À Aix, on a le sentiment que seuls les pavements à fonction décorative ont été prisés, depuis les tapis monochromes à l’élégante régularité jusqu’aux scènes figurées les plus rares, comme celles tirées de l’Énéide de Virgile, en passant par des grilles géométriques complexes où l’artisan se fait le géomètre exigeant de compositions minutieusement calculées à la règle et au compas.
L’opus sectile, ce tapis d’éléments de marbres polychromes soigneusement taillés, qui constitue pour les Anciens un revêtement encore plus apprécié que la mosaïque par le caractère coûteux des marbres exotiques utilisés, est particulièrement bien représenté.
Un des traits les plus frappants de la production d’Aix, est la quasi totale absence de sols de bétons de tuileaux simples ou incrustés de petits éclats bruts, de galets ou de marbres de couleurs qui sont si fréquents en Gaule et particulièrement à Marseille, avant même la conquête. Il semble que cette première phase au cours de laquelle le principe de base est le semis d’éléments hétérogènes sur un fond lisse, ou même sur un opus tessellatum neutre, soit inconnue à Aix.

- Restitution d’une pièce d’appartement combinant la mosaïque à décor géométrique (Domus de l’Aire du Chapitre) et la peinture murale (Domus au Salon noir)
Dès l’origine, Aix entre directement dans la période où dominent les champs unis faits de petits cubes réguliers, jointoyés avec régularité et rigueur.
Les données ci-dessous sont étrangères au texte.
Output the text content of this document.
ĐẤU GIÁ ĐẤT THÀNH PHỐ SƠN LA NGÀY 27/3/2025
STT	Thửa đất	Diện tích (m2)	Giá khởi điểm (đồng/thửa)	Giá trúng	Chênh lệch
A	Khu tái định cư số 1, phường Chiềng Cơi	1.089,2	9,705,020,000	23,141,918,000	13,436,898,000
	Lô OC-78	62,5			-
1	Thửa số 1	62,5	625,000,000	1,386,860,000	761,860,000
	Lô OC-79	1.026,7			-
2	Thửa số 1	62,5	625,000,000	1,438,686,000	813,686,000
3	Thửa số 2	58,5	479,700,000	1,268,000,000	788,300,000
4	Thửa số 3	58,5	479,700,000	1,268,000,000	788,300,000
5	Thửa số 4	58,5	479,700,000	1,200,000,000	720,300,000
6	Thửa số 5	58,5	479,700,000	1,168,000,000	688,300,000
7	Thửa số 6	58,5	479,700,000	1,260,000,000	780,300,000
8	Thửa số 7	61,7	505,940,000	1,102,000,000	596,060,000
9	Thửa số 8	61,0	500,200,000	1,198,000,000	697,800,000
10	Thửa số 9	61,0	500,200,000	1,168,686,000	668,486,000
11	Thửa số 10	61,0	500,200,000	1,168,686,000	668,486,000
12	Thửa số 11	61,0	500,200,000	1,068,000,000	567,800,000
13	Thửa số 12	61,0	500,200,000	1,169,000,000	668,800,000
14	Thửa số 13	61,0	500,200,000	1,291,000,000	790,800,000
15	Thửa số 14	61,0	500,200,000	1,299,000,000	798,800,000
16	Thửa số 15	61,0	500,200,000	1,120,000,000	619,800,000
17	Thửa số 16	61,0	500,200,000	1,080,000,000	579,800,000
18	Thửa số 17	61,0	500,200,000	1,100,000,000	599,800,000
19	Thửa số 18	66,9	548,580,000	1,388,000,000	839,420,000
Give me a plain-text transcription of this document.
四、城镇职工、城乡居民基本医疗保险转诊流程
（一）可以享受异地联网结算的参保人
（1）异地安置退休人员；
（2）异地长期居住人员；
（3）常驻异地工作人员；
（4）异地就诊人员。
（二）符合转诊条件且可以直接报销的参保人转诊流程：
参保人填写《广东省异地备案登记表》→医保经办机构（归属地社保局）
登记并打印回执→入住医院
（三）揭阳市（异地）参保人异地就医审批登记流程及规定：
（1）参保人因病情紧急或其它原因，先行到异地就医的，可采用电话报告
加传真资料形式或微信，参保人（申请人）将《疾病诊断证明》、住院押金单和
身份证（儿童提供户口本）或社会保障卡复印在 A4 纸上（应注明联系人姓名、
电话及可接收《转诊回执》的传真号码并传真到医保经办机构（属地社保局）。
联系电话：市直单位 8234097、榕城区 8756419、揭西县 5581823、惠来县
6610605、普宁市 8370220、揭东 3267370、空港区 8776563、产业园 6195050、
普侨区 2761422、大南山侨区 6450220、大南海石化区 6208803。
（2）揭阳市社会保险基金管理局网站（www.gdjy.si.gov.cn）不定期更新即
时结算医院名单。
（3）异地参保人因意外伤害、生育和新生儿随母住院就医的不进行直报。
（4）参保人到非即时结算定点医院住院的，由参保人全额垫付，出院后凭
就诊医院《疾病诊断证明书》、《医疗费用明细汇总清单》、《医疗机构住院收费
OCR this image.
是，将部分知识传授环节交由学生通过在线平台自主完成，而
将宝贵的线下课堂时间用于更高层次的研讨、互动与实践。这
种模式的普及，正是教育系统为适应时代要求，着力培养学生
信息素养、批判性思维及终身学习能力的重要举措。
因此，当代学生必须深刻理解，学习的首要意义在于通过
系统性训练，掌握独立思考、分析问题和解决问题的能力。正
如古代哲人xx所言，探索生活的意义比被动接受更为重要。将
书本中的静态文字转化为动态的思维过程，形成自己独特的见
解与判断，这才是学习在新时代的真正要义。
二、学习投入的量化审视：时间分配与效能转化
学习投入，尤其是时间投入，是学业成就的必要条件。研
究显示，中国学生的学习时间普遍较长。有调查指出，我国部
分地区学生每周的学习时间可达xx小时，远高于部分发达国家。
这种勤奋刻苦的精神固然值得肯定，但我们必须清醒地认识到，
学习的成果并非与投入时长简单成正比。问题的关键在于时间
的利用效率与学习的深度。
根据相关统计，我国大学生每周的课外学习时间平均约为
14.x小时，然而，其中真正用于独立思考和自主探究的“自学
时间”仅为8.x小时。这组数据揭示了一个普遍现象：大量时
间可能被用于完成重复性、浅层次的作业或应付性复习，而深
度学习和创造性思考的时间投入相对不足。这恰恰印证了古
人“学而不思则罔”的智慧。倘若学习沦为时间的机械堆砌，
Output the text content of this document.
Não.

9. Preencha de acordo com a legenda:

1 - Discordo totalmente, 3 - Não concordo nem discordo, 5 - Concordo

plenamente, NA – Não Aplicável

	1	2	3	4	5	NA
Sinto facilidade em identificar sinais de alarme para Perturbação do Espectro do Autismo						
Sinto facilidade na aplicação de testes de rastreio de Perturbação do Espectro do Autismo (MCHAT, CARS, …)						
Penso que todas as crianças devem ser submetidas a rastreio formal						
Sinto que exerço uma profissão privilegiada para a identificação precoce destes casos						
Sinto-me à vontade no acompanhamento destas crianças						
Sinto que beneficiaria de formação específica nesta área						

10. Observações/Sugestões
Dans des intérieurs que tout porte à croire assez sombres, ces tapis blancs donnent plus de luminosité.
cette adoption des tapis monochromes ornés d’une simple bordure, est pour les Gallo-romains ralliés à Rome « une manière de porter la toge ». Cette image des grands notables aixois convertis d’emblée aux modes romaines se traduit également par le répertoire géométrique des mosaïques en noir et blanc, toutes remarquables par leur classicisme.
Ce goût pour les compositions dites « isotropes », dont le motif de base peut se répéter dans toutes les directions sans autres limites que les dimensions de la pièce, ne traduit-il pas la tranquille assurance d’un art du géométrique qui prévaudra par la suite dans tout l’Empire ?
Un langage commun s’élabore et l’on passe du décor de la moquette unie à celui du tapis. On reconnait aujourd’hui l’existence d’ateliers itinérants venus de la capitale qui propageaient sans délais les motifs de pavements en vogue en Italie. La technique parfaite de la pose, la sûreté de main dont ces premières mosaïques font preuve et la similitude des compositions inclinent en ce sens.
Une transmission du savoir des maîtres mosaïstes, la diffusion de leur répertoire et un apprentissage de leurs techniques sont certains et préparent la naissance d’un ou de plusieurs véritables ateliers au IIe siècle à Aix-en-Provence, caractérisé par des images préférentielles, des variantes à partir de modèles iconographiques classiques et surtout des créations qui lui sont propres, faisant ressortir l’indépendance et l’éclectisme des mosaïstes aixois.
Quelques pavements aux images plus complexes qu’auparavant se font jour :
- Mosaïque de l’Orphée du Clos Milhaud
- Mosaïque de Bacchus et Ariane du 38-42 boulevard de la République
- Le pavement du dieu Océan
- Mosaïque de l’Amour contrit qui provient de la maison I de l’Enclos des Chartreux
Mais le propre de l’atelier d’Aix-en-Provence est d’avoir su inventer une scène de prédilection qui est véritablement sa marque, le combat de Darès et Entelle..
Si la mosaïque aixoise reflète la nouvelle cuisine à la mode, elle donne aussi un écho de son temps, elle est surtout très riche de par ses implications iconographiques comme de par son originalité.